Earlier, at a press conference following the Monetary Policy Meeting on the 23rd of last month, Governor Lee said, "If inflation continues to decline to around 2.3?2.4%, we can consider cutting rates," but also noted, "However, uncertainty about the timing of rate cuts in the second half of the year has increased significantly compared to April."

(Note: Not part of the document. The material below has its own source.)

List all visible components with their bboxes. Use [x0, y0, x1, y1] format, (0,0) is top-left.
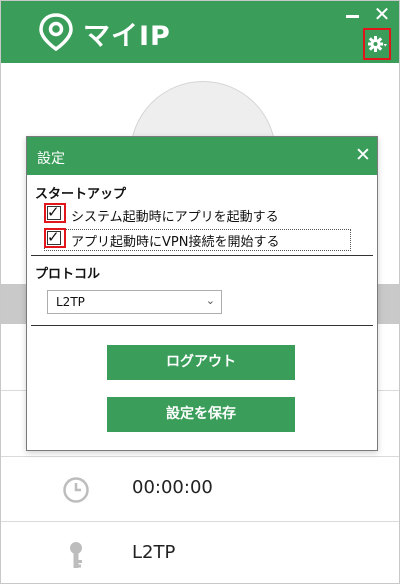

Accordingly, calls for early rate cuts are emerging among experts. The Korea Development Institute (KDI) mentioned the need for a benchmark rate cut in its 'June Economic Trends' report on the 11th, following its 'First Half Economic Outlook' last month. This is because the high interest rate environment continues to raise delinquency rates on loans for households and individual business owners, acting as a major cause of domestic demand weakness. Kim Jeong-sik, Emeritus Professor of Economics at Yonsei University, said, "Although there are concerns about capital outflows making it difficult to cut rates before the U.S., if the exchange rate stabilizes at the current level, capital outflow concerns are not significant," adding, "South Korea is experiencing more severe domestic demand contraction than the U.S. due to issues like real estate project financing (PF), household debt, and rising delinquency rates on loans to self-employed individuals, so cutting rates earlier than the U.S. would not be a big problem."
However, there are still many assessments that cutting rates before the U.S. would be excessive. A preemptive rate cut could widen the interest rate gap with the U.S. beyond the current 2 percentage points, potentially causing the exchange rate to rise and increasing financial market instability. Ahn Ye-ha, Senior Researcher at Kiwoom Securities, said, "The trend of inflation reaching 2.3?2.4% has not yet been confirmed, and the exchange rate remains burdensome at around 1,300 won," adding, "Since South Korea's economic growth rate is solid, an immediate rate cut is not urgent; it would be appropriate to cut rates after the U.S. does so in September, possibly in October."
Earlier, on the 12th (local time), the Federal Reserve (Fed) indicated through its dot plot that it may cut rates once this year. Accordingly, market expectations for a rate cut by the Bank of Korea in the third quarter have diminished, with forecasts suggesting rate cuts may be possible only in the fourth quarter of this year or the first quarter of next year.
Meanwhile, the Bank of Korea plans to announce its assessment of recent inflation conditions and future inflation trends through the 'Inflation Target Operation Status Review' on the 18th. The Bank of Korea's Monetary Policy Committee (MPC) has four remaining benchmark rate decision meetings this year, scheduled for July, August, October, and November.